The project aims to develop a framework for robust sensor FD in modern wireless SHM systems. The proposed framework will include a sensor FD methodology that will address multiple dimensions, i.e. (i) all FD steps (detection, isolation, identification and accommodation) and all common sensor fault types, (ii) real-world sensor fault dimensions (such as single-sensor faults, simultaneous sensor faults as well as single and combined fault types), and (iii) the diagnosis of sensor faults in the event of structural damage. In addition, the framework will include a design concept towards decentralizing the sensor FD methodology into wireless sensor nodes, thus, enabling the performance of self-diagnostics at the edge of wireless sensor networks. In this direction, artificial intelligence techniques will be coupled, enabling decentralized, fault-tolerant sensor data analysis.
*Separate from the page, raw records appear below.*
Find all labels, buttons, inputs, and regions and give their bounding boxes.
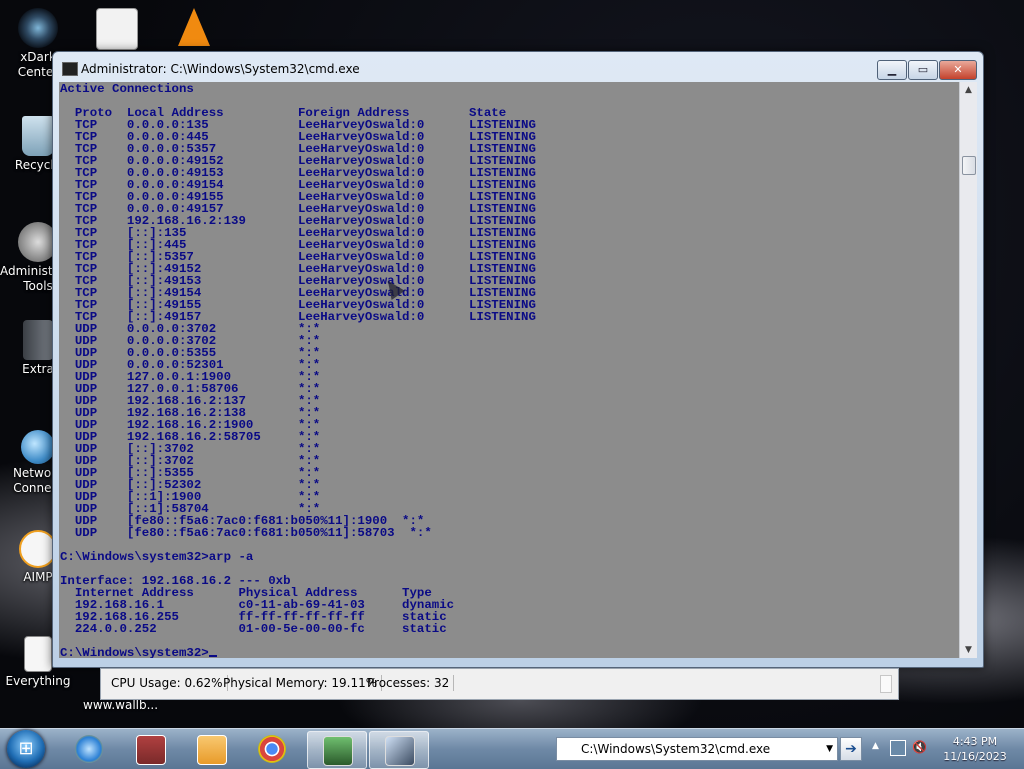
- tray-expand-icon[interactable]: ▲: [872, 741, 879, 751]
- internet-explorer-icon: [75, 735, 103, 763]
- taskbar-archive[interactable]: [121, 731, 179, 767]
- taskbar-chrome[interactable]: [243, 731, 301, 767]
- volume-muted-icon[interactable]: 🔇: [912, 740, 927, 754]
- address-value: C:\Windows\System32\cmd.exe: [581, 742, 771, 756]
- console-line: Active Connections: [60, 82, 194, 96]
- cpu-usage: CPU Usage: 0.62%: [107, 675, 228, 691]
- folder-icon: [23, 320, 53, 360]
- console-line: UDP [fe80::f5a6:7ac0:f681:b050%11]:58703…: [60, 526, 432, 540]
- scroll-down-arrow-icon[interactable]: ▼: [960, 642, 977, 658]
- vertical-scrollbar[interactable]: ▲ ▼: [959, 82, 977, 658]
- console-output[interactable]: Active Connections Proto Local Address F…: [59, 82, 959, 658]
- taskbar-media-player[interactable]: [182, 731, 240, 767]
- console-line: C:\Windows\system32>arp -a: [60, 550, 254, 564]
- physical-memory: Physical Memory: 19.11%: [219, 675, 383, 691]
- media-player-icon: [197, 735, 227, 765]
- everything-icon: [24, 636, 52, 672]
- title-bar[interactable]: Administrator: C:\Windows\System32\cmd.e…: [53, 52, 983, 82]
- window-title: Administrator: C:\Windows\System32\cmd.e…: [81, 62, 360, 76]
- status-grip: [880, 675, 892, 693]
- console-line: 224.0.0.252 01-00-5e-00-00-fc static: [60, 622, 447, 636]
- taskbar-internet-explorer[interactable]: [60, 731, 118, 767]
- address-bar-input[interactable]: C:\Windows\System32\cmd.exe ▼: [556, 737, 838, 761]
- clock-date: 11/16/2023: [943, 750, 1007, 763]
- status-bar: CPU Usage: 0.62% Physical Memory: 19.11%…: [100, 668, 899, 700]
- vlc-icon[interactable]: [174, 8, 214, 48]
- archive-icon: [136, 735, 166, 765]
- chevron-down-icon[interactable]: ▼: [826, 738, 833, 760]
- clock-time: 4:43 PM: [952, 735, 998, 748]
- desktop-icon-label: Everything: [5, 674, 71, 688]
- taskbar-task-manager[interactable]: [307, 731, 367, 769]
- document-icon[interactable]: [96, 8, 138, 52]
- scroll-thumb[interactable]: [962, 156, 976, 175]
- wallpaper-credit: www.wallb...: [83, 698, 159, 712]
- network-icon: [21, 430, 55, 464]
- cmd-window-icon: [385, 736, 415, 766]
- console-text: Active Connections Proto Local Address F…: [59, 82, 959, 658]
- taskbar-cmd[interactable]: [369, 731, 429, 769]
- close-button[interactable]: ✕: [939, 60, 977, 80]
- process-count: Processes: 32: [363, 675, 455, 691]
- clock[interactable]: 4:43 PM 11/16/2023: [934, 734, 1016, 764]
- start-orb-icon[interactable]: ⊞: [7, 730, 45, 768]
- chrome-icon: [258, 735, 286, 763]
- recycle-bin-icon: [22, 116, 54, 156]
- task-manager-icon: [323, 736, 353, 766]
- system-tray: ▲ 🔇 4:43 PM 11/16/2023: [868, 729, 1024, 769]
- scroll-up-arrow-icon[interactable]: ▲: [960, 82, 977, 98]
- go-arrow-icon[interactable]: ➔: [840, 737, 862, 761]
- maximize-button[interactable]: ▭: [908, 60, 938, 80]
- cmd-window[interactable]: Administrator: C:\Windows\System32\cmd.e…: [52, 51, 984, 668]
- cmd-icon: [62, 62, 78, 76]
- network-tray-icon[interactable]: [890, 740, 906, 756]
- console-prompt: C:\Windows\system32>: [60, 646, 209, 658]
- minimize-button[interactable]: ▁: [877, 60, 907, 80]
- text-cursor: [208, 655, 217, 657]
- xdark-icon: [18, 8, 58, 48]
- taskbar: ⊞ C:\Windows\System32\cmd.exe ▼ ➔ ▲ 🔇 4:…: [0, 728, 1024, 769]
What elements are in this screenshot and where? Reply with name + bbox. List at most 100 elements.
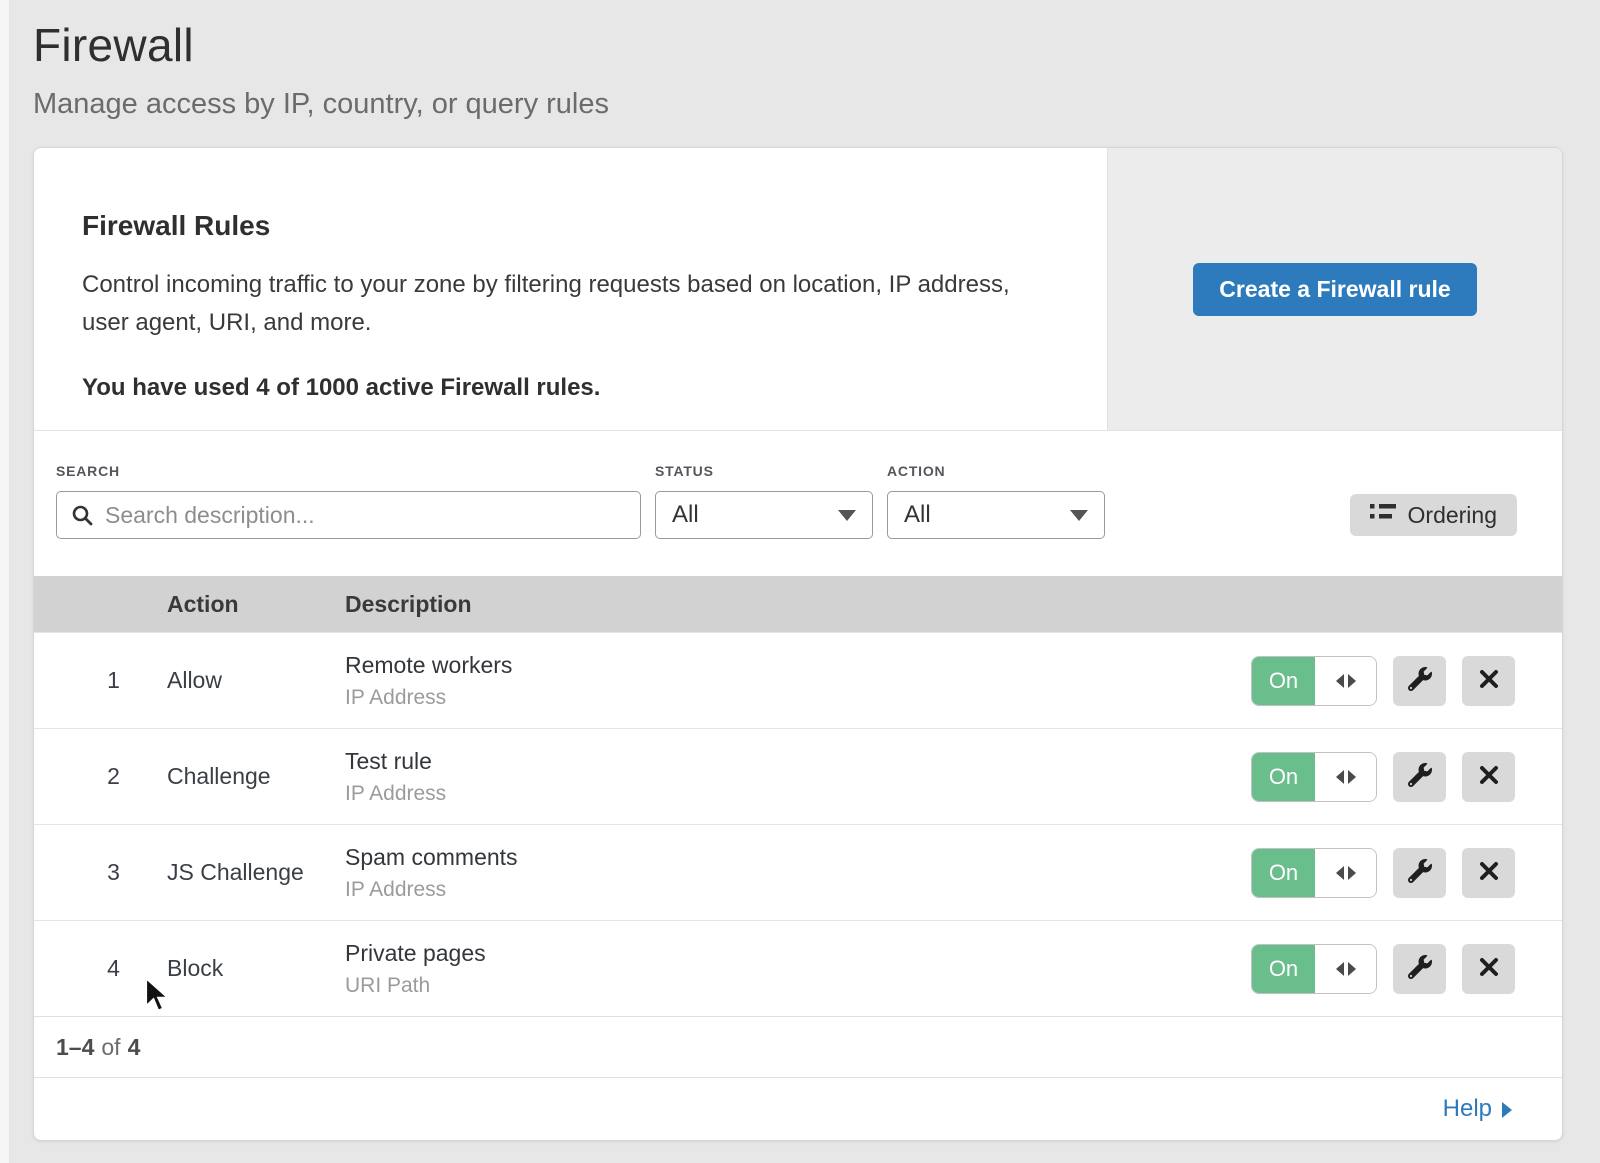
rule-action: JS Challenge [167,859,345,886]
window-edge-strip [0,0,9,1163]
table-row: 1 Allow Remote workers IP Address On [34,632,1562,728]
caret-right-icon [1348,866,1356,880]
toggle-drag-handle[interactable] [1315,945,1376,993]
firewall-rules-card: Firewall Rules Control incoming traffic … [33,147,1563,1141]
rule-match-type: IP Address [345,686,1251,710]
delete-rule-button[interactable] [1462,944,1515,994]
card-footer: Help [34,1077,1562,1140]
help-link[interactable]: Help [1443,1095,1512,1123]
rule-enabled-toggle[interactable]: On [1251,944,1377,994]
table-header: Action Description [34,576,1562,632]
edit-rule-button[interactable] [1393,752,1446,802]
close-icon [1478,668,1500,693]
table-row: 2 Challenge Test rule IP Address On [34,728,1562,824]
rule-action: Challenge [167,763,345,790]
ordering-button[interactable]: Ordering [1350,494,1517,536]
rule-match-type: IP Address [345,878,1251,902]
toggle-on-label: On [1252,945,1315,993]
usage-summary: You have used 4 of 1000 active Firewall … [82,374,1047,402]
search-filter-group: SEARCH [56,463,641,539]
rule-description-cell: Test rule IP Address [345,748,1251,806]
rule-description: Test rule [345,748,1251,775]
rule-action: Block [167,955,345,982]
caret-left-icon [1336,770,1344,784]
search-label: SEARCH [56,463,641,479]
status-selected-value: All [672,501,699,529]
toggle-drag-handle[interactable] [1315,753,1376,801]
edit-rule-button[interactable] [1393,944,1446,994]
edit-rule-button[interactable] [1393,848,1446,898]
page-subtitle: Manage access by IP, country, or query r… [33,88,1564,121]
card-heading: Firewall Rules [82,210,1047,242]
action-selected-value: All [904,501,931,529]
rule-priority: 3 [34,859,167,886]
rule-enabled-toggle[interactable]: On [1251,848,1377,898]
wrench-icon [1408,955,1432,982]
rule-priority: 1 [34,667,167,694]
rule-controls: On [1251,848,1562,898]
page-title: Firewall [33,18,1564,72]
close-icon [1478,956,1500,981]
filters-bar: SEARCH STATUS All [34,431,1562,576]
action-select[interactable]: All [887,491,1105,539]
caret-right-icon [1348,962,1356,976]
search-box [56,491,641,539]
wrench-icon [1408,859,1432,886]
delete-rule-button[interactable] [1462,752,1515,802]
status-select[interactable]: All [655,491,873,539]
description-column-header: Description [345,591,1562,618]
help-link-label: Help [1443,1095,1492,1123]
rule-description-cell: Spam comments IP Address [345,844,1251,902]
caret-down-icon [1070,510,1088,521]
caret-right-icon [1348,770,1356,784]
hero-action-panel: Create a Firewall rule [1107,148,1562,430]
rule-controls: On [1251,944,1562,994]
action-label: ACTION [887,463,1105,479]
search-input[interactable] [103,501,623,530]
help-caret-icon [1502,1102,1512,1118]
pagination-total: 4 [128,1034,141,1061]
table-row: 3 JS Challenge Spam comments IP Address … [34,824,1562,920]
search-icon [71,504,95,533]
card-description: Control incoming traffic to your zone by… [82,266,1027,342]
caret-left-icon [1336,674,1344,688]
rule-description: Spam comments [345,844,1251,871]
rule-controls: On [1251,656,1562,706]
rule-enabled-toggle[interactable]: On [1251,656,1377,706]
toggle-drag-handle[interactable] [1315,657,1376,705]
wrench-icon [1408,667,1432,694]
hero-section: Firewall Rules Control incoming traffic … [34,148,1562,431]
rule-match-type: URI Path [345,974,1251,998]
close-icon [1478,764,1500,789]
toggle-on-label: On [1252,753,1315,801]
delete-rule-button[interactable] [1462,656,1515,706]
ordering-button-label: Ordering [1408,502,1497,529]
delete-rule-button[interactable] [1462,848,1515,898]
rule-action: Allow [167,667,345,694]
action-column-header: Action [167,591,345,618]
caret-left-icon [1336,962,1344,976]
rule-priority: 4 [34,955,167,982]
toggle-on-label: On [1252,657,1315,705]
table-row: 4 Block Private pages URI Path On [34,920,1562,1016]
caret-left-icon [1336,866,1344,880]
rule-description-cell: Remote workers IP Address [345,652,1251,710]
rule-enabled-toggle[interactable]: On [1251,752,1377,802]
close-icon [1478,860,1500,885]
toggle-on-label: On [1252,849,1315,897]
rule-description-cell: Private pages URI Path [345,940,1251,998]
edit-rule-button[interactable] [1393,656,1446,706]
pagination-range: 1–4 [56,1034,94,1061]
rule-description: Remote workers [345,652,1251,679]
rule-priority: 2 [34,763,167,790]
rule-match-type: IP Address [345,782,1251,806]
status-label: STATUS [655,463,873,479]
hero-text-panel: Firewall Rules Control incoming traffic … [34,148,1107,430]
firewall-page: Firewall Manage access by IP, country, o… [0,0,1600,1141]
create-firewall-rule-button[interactable]: Create a Firewall rule [1193,263,1476,316]
rule-controls: On [1251,752,1562,802]
toggle-drag-handle[interactable] [1315,849,1376,897]
ordered-list-icon [1370,501,1396,529]
action-filter-group: ACTION All [887,463,1105,539]
rule-description: Private pages [345,940,1251,967]
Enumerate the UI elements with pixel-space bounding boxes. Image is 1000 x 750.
To provide robustness of the framework, the steps towards detecting, isolating, identifying and accommodating sensor faults will be based on sound mathematical principles. The research hypothesis is formulated as follows: The reliability of modern wireless structural health monitoring systems stands to benefit from a multi-dimensional sensor fault diagnosis framework, enabling robust fault diagnosis of real-world sensor faults “at the edge” of wireless sensor networks, i.e. in an automated/decentralized fashion without user interaction.

Expected outcome

The outcome of the project is expected to enhance the alignment of modern SHM concepts, centering around wireless sensor networks that feature on-board data analysis, with emerging trends on edge computing through integrating robust self-diagnostic capabilities into the wireless sensor nodes themselves. As a result, wireless sensor nodes, typically already capable of performing SHM tasks locally and quasi-independently, are expected to function as fully-fledged, fault-tolerant Internet-of-Things devices with enhanced operational autonomy.